We all benefit from what an international cadre of scientists have to offer—a kaleidoscope of cultures, religions, abilities and disabilities, worldviews, and perceptions that can be harnessed to solve almost every problem that nature has thrown our way. At NIH, our international community brings many different points of view to bear on important problems in basic biology, public health, and clinical practice. Think about the teams of NIH’s U.S. and foreign scientists who cracked the genetic code, developed cancer chemotherapy, or responded to the HIV epidemic, and you will appreciate the wonderful tapestry of culture and intellect that makes up our scientific community.
One of the strong indications of the value to the global research effort of a research experience at the NIH is the fact that more and more countries are developing programs to send their postdocs to the NIH for advanced training.
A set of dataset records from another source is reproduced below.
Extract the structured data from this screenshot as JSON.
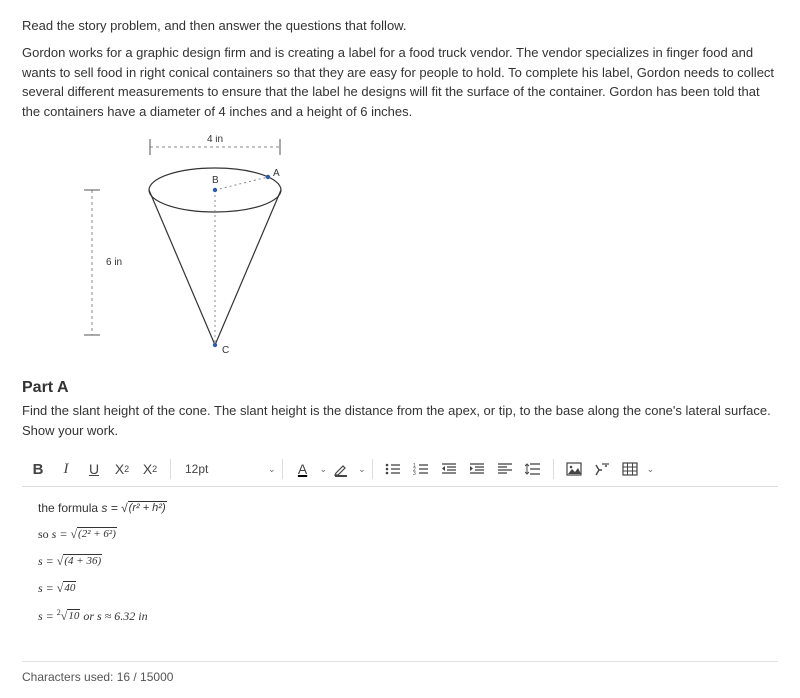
{
  "instruction": "Read the story problem, and then answer the questions that follow.",
  "story": "Gordon works for a graphic design firm and is creating a label for a food truck vendor. The vendor specializes in finger food and wants to sell food in right conical containers so that they are easy for people to hold. To complete his label, Gordon needs to collect several different measurements to ensure that the label he designs will fit the surface of the container. Gordon has been told that the containers have a diameter of 4 inches and a height of 6 inches.",
  "diagram": {
    "width_label": "4 in",
    "height_label": "6 in",
    "point_a": "A",
    "point_b": "B",
    "point_c": "C"
  },
  "part": {
    "title": "Part A",
    "prompt": "Find the slant height of the cone. The slant height is the distance from the apex, or tip, to the base along the cone's lateral surface. Show your work."
  },
  "toolbar": {
    "bold": "B",
    "italic": "I",
    "underline": "U",
    "sup_base": "X",
    "sup_exp": "2",
    "sub_base": "X",
    "sub_exp": "2",
    "font_size": "12pt",
    "font_color_letter": "A"
  },
  "answer": {
    "line1_prefix": "the formula ",
    "line1_lhs": "s = ",
    "line1_under": "(r² + h²)",
    "line2_prefix": "so ",
    "line2_lhs": "s = ",
    "line2_under": "(2² + 6²)",
    "line3_lhs": "s = ",
    "line3_under": "(4 + 36)",
    "line4_lhs": "s = ",
    "line4_under": "40",
    "line5_lhs": "s = ",
    "line5_rootindex": "2",
    "line5_under": "10",
    "line5_suffix": " or s ≈ 6.32 in"
  },
  "counter": "Characters used: 16 / 15000"
}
We recently signed an updated memorandum of understanding with the Japan Society for the Promotion of Science, which fully supports two years of postdoctoral training at the NIH for Japanese fellows. This program, ably managed by our own Keiko Ozato, a senior investigator in the National Institute of Child Health and Human Development, has been providing research support for Japanese fellows at the NIH for 18 years.
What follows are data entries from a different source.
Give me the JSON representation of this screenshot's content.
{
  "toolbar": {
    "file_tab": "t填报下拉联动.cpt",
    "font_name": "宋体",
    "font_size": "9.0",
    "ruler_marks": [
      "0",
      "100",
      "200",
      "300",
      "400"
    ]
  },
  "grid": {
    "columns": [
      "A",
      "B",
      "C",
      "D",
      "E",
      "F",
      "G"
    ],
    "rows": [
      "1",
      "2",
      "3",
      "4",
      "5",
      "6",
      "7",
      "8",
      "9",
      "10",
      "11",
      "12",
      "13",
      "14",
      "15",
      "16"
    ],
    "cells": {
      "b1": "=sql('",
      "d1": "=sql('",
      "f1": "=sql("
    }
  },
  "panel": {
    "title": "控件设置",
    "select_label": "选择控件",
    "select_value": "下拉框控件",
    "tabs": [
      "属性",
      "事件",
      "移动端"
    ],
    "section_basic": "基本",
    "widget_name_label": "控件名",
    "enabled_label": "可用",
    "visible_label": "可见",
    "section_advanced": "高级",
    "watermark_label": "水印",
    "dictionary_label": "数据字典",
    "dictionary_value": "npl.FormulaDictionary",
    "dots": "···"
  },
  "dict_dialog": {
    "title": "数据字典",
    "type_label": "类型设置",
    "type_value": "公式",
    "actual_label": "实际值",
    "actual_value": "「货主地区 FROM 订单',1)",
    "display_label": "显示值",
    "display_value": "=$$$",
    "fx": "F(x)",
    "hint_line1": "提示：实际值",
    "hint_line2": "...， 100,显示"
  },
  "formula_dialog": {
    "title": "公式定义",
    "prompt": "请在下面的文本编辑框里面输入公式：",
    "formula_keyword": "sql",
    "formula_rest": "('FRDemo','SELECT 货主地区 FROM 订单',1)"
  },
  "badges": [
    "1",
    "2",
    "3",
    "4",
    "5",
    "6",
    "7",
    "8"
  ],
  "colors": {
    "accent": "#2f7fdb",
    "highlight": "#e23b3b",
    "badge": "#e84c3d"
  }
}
In addition, we have an agreement with Quebec to provide full stipend support for Canadian fellows who, if successful, are then offered independent positions in Quebec when they return to Canada. Newer programs with Russia, Brazil, and Korea provide varying levels of support to allow their fellows to work in NIH laboratories. All of these programs continue the strong NIH tradition of providing advanced training to fellows from all over the world.
We have done less well in tapping the enormous talent and diversity of Americans. Scientists at the NIH who are American citizens don’t reflect the many groups that are traditionally underrepresented in biomedical research including racial and ethnic groups (black or African-American; Hispanic; American Indian and Alaskan Native; and Pacific Islanders) and persons with disabilities.
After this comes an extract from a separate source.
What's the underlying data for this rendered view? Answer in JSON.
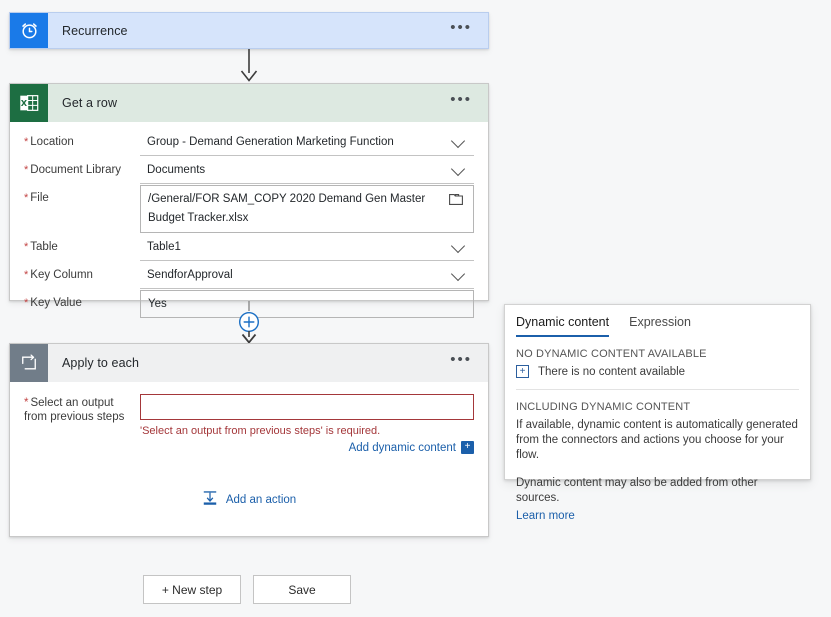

Efforts are under way to understand this deficit and to provide the opportunities needed to fully realize the potential of our own citizens. NIH’s success in creating a global community of scientists indicates that we appreciate the value of including all kinds of backgrounds and points of view in our scientific community. So we are confident that we can ultimately succeed at home as we have done in the wider world.
NIHers have a long history of celebrating our international colleagues by learning more about their cultures (including food, of course!) and by forming lifelong friendships and collaborations. The strength of this institution reflects the importance of the global community of scientists at the NIH.